Auf den ersten Blick dürfte die quantitative Straffung das BIP-Wachstum verlangsamen und die Zinssätze in die Höhe treiben. In Verbindung mit der Anhebung der Leitzinsen wird die Geldpolitik weiterhin kontraktiv sein, da die Entscheidungsträger versuchen, die Inflation zu senken.  Die letztendliche Auswirkung auf die Wirtschaft und die Zinssätze hängt von vielen Faktoren ab, aber die Auswirkungen auf Wachstum und Inflation werden wahrscheinlich das Gegenteil von dem sein, was wir bei der quantitativen Lockerung gesehen haben.“

2. „High Noon im Mittleren Westen“: Kommentar von Nikolaj Schmidt, Internationaler Chefökonom bei T. Rowe Price

Notenbanktreffen
Foto Nikolaj Schmidt (Quelle: T. Rowe Price)

„Wenn sich Zentralbankgouverneure aus aller Welt zum jährlichen Symposium der US-Notenbank versammeln, ist kaum etwas wie sonst.
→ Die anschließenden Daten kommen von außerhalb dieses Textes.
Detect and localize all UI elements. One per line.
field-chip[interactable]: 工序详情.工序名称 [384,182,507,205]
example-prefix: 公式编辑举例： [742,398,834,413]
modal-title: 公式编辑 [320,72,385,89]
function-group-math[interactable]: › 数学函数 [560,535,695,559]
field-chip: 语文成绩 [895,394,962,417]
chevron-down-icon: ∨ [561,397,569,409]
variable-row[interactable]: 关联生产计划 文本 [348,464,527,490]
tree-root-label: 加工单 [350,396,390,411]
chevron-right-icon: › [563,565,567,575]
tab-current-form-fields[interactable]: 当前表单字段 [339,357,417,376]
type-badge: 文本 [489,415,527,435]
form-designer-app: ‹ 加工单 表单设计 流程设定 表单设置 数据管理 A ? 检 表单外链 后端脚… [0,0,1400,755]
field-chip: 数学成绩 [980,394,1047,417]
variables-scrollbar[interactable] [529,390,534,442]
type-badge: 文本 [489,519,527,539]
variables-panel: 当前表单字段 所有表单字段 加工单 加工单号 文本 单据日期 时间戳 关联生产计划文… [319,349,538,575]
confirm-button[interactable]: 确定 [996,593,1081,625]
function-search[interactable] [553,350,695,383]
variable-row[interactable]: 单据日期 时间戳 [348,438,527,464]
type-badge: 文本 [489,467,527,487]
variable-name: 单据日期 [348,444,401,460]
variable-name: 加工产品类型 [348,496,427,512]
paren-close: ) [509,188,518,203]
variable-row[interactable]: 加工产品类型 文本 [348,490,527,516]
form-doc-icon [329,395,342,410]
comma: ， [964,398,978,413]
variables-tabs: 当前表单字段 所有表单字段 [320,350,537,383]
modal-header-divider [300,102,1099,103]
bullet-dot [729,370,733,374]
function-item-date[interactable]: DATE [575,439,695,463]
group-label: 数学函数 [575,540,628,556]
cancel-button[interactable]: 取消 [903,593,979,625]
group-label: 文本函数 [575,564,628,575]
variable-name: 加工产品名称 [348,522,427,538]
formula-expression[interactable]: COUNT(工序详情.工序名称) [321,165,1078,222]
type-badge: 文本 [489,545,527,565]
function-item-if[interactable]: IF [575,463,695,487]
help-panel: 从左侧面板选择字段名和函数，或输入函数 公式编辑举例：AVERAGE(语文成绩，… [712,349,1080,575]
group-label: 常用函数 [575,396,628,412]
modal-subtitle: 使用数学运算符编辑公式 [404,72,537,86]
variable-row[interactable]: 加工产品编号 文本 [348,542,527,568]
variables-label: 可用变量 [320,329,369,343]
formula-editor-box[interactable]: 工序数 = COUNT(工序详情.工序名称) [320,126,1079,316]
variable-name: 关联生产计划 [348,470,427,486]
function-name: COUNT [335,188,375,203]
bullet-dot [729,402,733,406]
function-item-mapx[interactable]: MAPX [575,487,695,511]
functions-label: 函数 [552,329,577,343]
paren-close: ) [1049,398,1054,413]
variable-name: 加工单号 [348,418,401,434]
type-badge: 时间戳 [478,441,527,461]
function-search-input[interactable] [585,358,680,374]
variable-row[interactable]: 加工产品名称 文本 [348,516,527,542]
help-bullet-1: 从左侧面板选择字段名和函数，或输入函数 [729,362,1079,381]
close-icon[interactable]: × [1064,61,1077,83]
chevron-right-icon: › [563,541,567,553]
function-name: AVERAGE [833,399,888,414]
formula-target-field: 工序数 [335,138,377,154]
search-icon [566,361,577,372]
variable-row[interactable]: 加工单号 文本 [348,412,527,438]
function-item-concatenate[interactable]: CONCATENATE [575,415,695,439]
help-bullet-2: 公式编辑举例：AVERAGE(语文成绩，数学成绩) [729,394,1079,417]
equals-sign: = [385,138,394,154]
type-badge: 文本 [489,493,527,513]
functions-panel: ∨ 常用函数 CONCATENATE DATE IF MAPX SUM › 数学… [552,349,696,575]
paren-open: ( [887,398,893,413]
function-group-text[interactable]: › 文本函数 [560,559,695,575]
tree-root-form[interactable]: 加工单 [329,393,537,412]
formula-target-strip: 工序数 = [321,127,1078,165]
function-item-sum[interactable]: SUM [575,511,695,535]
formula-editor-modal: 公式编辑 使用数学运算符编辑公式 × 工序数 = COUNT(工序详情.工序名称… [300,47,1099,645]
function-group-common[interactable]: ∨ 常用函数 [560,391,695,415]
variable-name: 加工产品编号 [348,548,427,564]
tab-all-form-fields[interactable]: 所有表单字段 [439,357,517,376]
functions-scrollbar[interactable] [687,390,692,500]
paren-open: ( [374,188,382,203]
Inflation und Lohnzuwächse sind auf einem problematisch hohen Niveau, während gleichzeitig Wirtschaftsindikatoren zu beobachten sind, die auf eine ernsthafte Verlangsamung der Weltwirtschaft hindeuten. Dies rückt US-Notenbankchef Jerome Powell ins Rampenlicht. Während die Zentralbanker die Aussicht auf die schneebedeckten Gipfel der Rocky Mountains genießen und über Geldpolitik und Wirtschaft diskutieren können, ziehen dunkle Wolken für diejenigen auf, die hoffen, dass Jerome Powell den Revolver im Halfter lässt. Aus Sicht der Fed erfordert die aktuelle Situation ein entschlossenes Handeln in Form von Zinserhöhungen.
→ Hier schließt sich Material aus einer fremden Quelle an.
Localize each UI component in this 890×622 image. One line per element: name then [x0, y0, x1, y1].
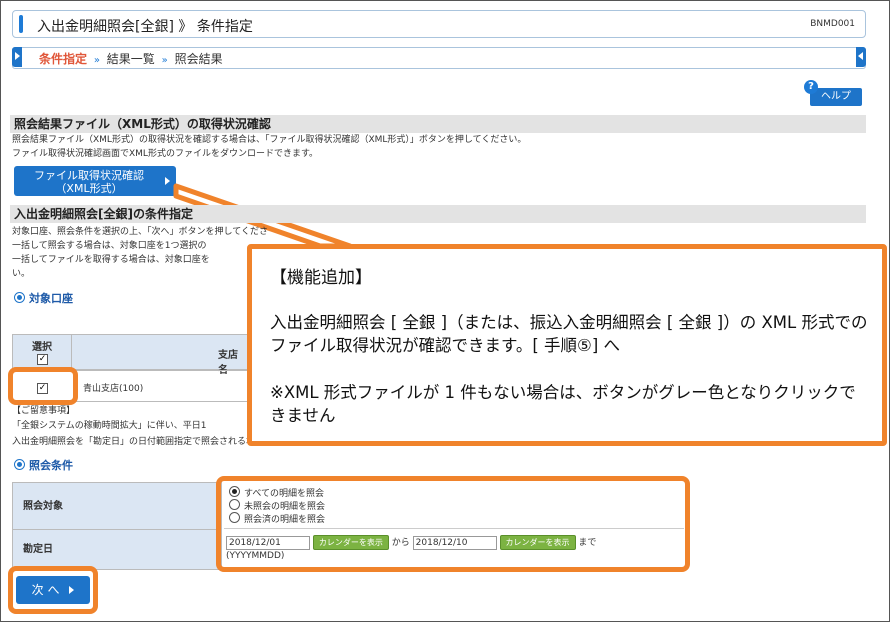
breadcrumb: 条件指定 » 結果一覧 » 照会結果 — [12, 47, 866, 69]
col-select-label: 選択 — [32, 342, 52, 353]
date-range-row: 2018/12/01 カレンダーを表示 から 2018/12/10 カレンダーを… — [226, 535, 596, 550]
title-accent — [19, 15, 23, 33]
bullet-icon — [14, 292, 25, 303]
condition-desc4: い。 — [12, 269, 31, 279]
row-select-highlight: ✓ — [8, 367, 78, 405]
next-button-label: 次 へ — [31, 583, 60, 597]
condition-desc2: 一括して照会する場合は、対象口座を1つ選択の — [12, 241, 207, 251]
next-button[interactable]: 次 へ — [16, 576, 90, 604]
xml-section-desc2: ファイル取得状況確認画面でXML形式のファイルをダウンロードできます。 — [12, 149, 319, 159]
breadcrumb-current: 条件指定 — [39, 52, 88, 66]
file-status-button-line1: ファイル取得状況確認 — [34, 169, 144, 182]
condition-desc1: 対象口座、照会条件を選択の上、「次へ」ボタンを押してくださ — [12, 227, 268, 237]
breadcrumb-left-cap — [12, 47, 22, 67]
file-status-button-line2: （XML形式） — [55, 182, 123, 195]
callout-body2: ※XML 形式ファイルが 1 件もない場合は、ボタンがグレー色となりクリックでき… — [270, 383, 856, 425]
target-option-read[interactable]: 照会済の明細を照会 — [229, 512, 325, 527]
breadcrumb-items: 条件指定 » 結果一覧 » 照会結果 — [39, 50, 223, 67]
xml-section-title: 照会結果ファイル（XML形式）の取得状況確認 — [10, 115, 866, 133]
help-label: ヘルプ — [821, 91, 851, 102]
target-label: 照会対象 — [23, 501, 63, 512]
col-select-header: 選択 ✓ — [12, 334, 72, 370]
from-text: から — [391, 538, 410, 548]
chevron-right-icon — [69, 586, 75, 594]
breadcrumb-step2: 結果一覧 — [106, 52, 155, 66]
notes-line1: 「全銀システムの稼動時間拡大」に伴い、平日1 — [12, 421, 207, 431]
cond-divider — [224, 528, 684, 529]
account-heading: 対象口座 — [14, 290, 73, 306]
radio-icon — [229, 512, 240, 523]
date-label-cell: 勘定日 — [12, 530, 222, 570]
bullet-icon — [14, 459, 25, 470]
breadcrumb-separator: » — [93, 55, 100, 66]
date-from-input[interactable]: 2018/12/01 — [226, 535, 310, 550]
notes-heading: 【ご留意事項】 — [12, 406, 76, 416]
select-all-checkbox[interactable]: ✓ — [37, 353, 48, 365]
page-title-bar: 入出金明細照会[全銀] 》 条件指定 BNMD001 — [12, 10, 866, 38]
calendar-from-button[interactable]: カレンダーを表示 — [312, 535, 389, 550]
callout-tag: 【機能追加】 — [270, 268, 372, 288]
help-button[interactable]: ヘルプ — [810, 88, 862, 106]
condition-desc3: 一括してファイルを取得する場合は、対象口座を — [12, 255, 210, 265]
screen-code: BNMD001 — [810, 19, 855, 29]
account-branch-name: 青山支店(100) — [83, 384, 144, 394]
query-conditions-heading: 照会条件 — [14, 457, 73, 473]
breadcrumb-right-cap — [856, 47, 866, 67]
breadcrumb-separator: » — [161, 55, 168, 66]
breadcrumb-step3: 照会結果 — [174, 52, 223, 66]
radio-icon — [229, 499, 240, 510]
xml-section-desc1: 照会結果ファイル（XML形式）の取得状況を確認する場合は、「ファイル取得状況確認… — [12, 135, 527, 145]
help-question-icon[interactable]: ? — [804, 80, 818, 94]
file-status-check-button[interactable]: ファイル取得状況確認 （XML形式） — [14, 166, 176, 196]
callout-body1: 入出金明細照会 [ 全銀 ]（または、振込入金明細照会 [ 全銀 ]）の XML… — [270, 313, 868, 355]
date-to-input[interactable]: 2018/12/10 — [412, 535, 497, 550]
to-text: まで — [578, 538, 597, 548]
condition-section-title: 入出金明細照会[全銀]の条件指定 — [10, 205, 866, 223]
row-select-checkbox[interactable]: ✓ — [37, 382, 48, 394]
radio-icon-selected — [229, 486, 240, 497]
col-branch-header: 支店名 — [72, 334, 248, 376]
target-label-cell: 照会対象 — [12, 482, 222, 530]
page-title: 入出金明細照会[全銀] 》 条件指定 — [37, 19, 253, 35]
date-format-hint: (YYYYMMDD) — [226, 551, 285, 561]
feature-callout: 【機能追加】 入出金明細照会 [ 全銀 ]（または、振込入金明細照会 [ 全銀 … — [247, 244, 887, 446]
date-label: 勘定日 — [23, 544, 53, 555]
calendar-to-button[interactable]: カレンダーを表示 — [499, 535, 576, 550]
Was die Inflation betrifft, so gab es vor einigen Wochen gute Nachrichten. Im Laufe des Sommers haben die niedrigeren Ölpreise zu einem leichten Rückgang der Inflation geführt. Die weniger gute Nachricht ist, dass die Kerninflation zwar ebenfalls gesunken ist, sich aber immer noch auf einem hohen Niveau befindet. Gemessen auf Monatsbasis liegt die Kerninflation bei 3,8 Prozent. Sie wird auch nicht besser, wenn ganze 2,5 Prozentpunkte aus dem Anstieg der Wohnkosten stammen. Es handelt sich um einen Inflationsparameter, der sich nur sehr langsam verändert. Daher ist zu erwarten, dass die Inflation noch lange Zeit hoch und über dem Inflationsziel liegen wird.

Als vor einigen Wochen die neuesten Arbeitsmarktzahlen veröffentlicht wurden, war es nicht schwer, eine Schlagzeile zu finden: Der amerikanische Arbeitsmarkt ist heißgelaufen. Im Juli wurden insgesamt 528.000 neue Arbeitsplätze geschaffen. Wenn sich die Arbeitslosenquote, die sich auf einem Rekordtief befindet, stabilisieren soll, müssen weit weniger als 100.000 neue Arbeitsplätze pro Monat geschaffen werden. Davon sind wir weit entfernt, und deshalb sind die Löhne gestiegen. Im Juli legten die Löhne im Durchschnitt um 5,8 % zu. Lohnzuwächse auf diesem Niveau passen sehr schlecht zum Inflationsziel der US-Notenbank.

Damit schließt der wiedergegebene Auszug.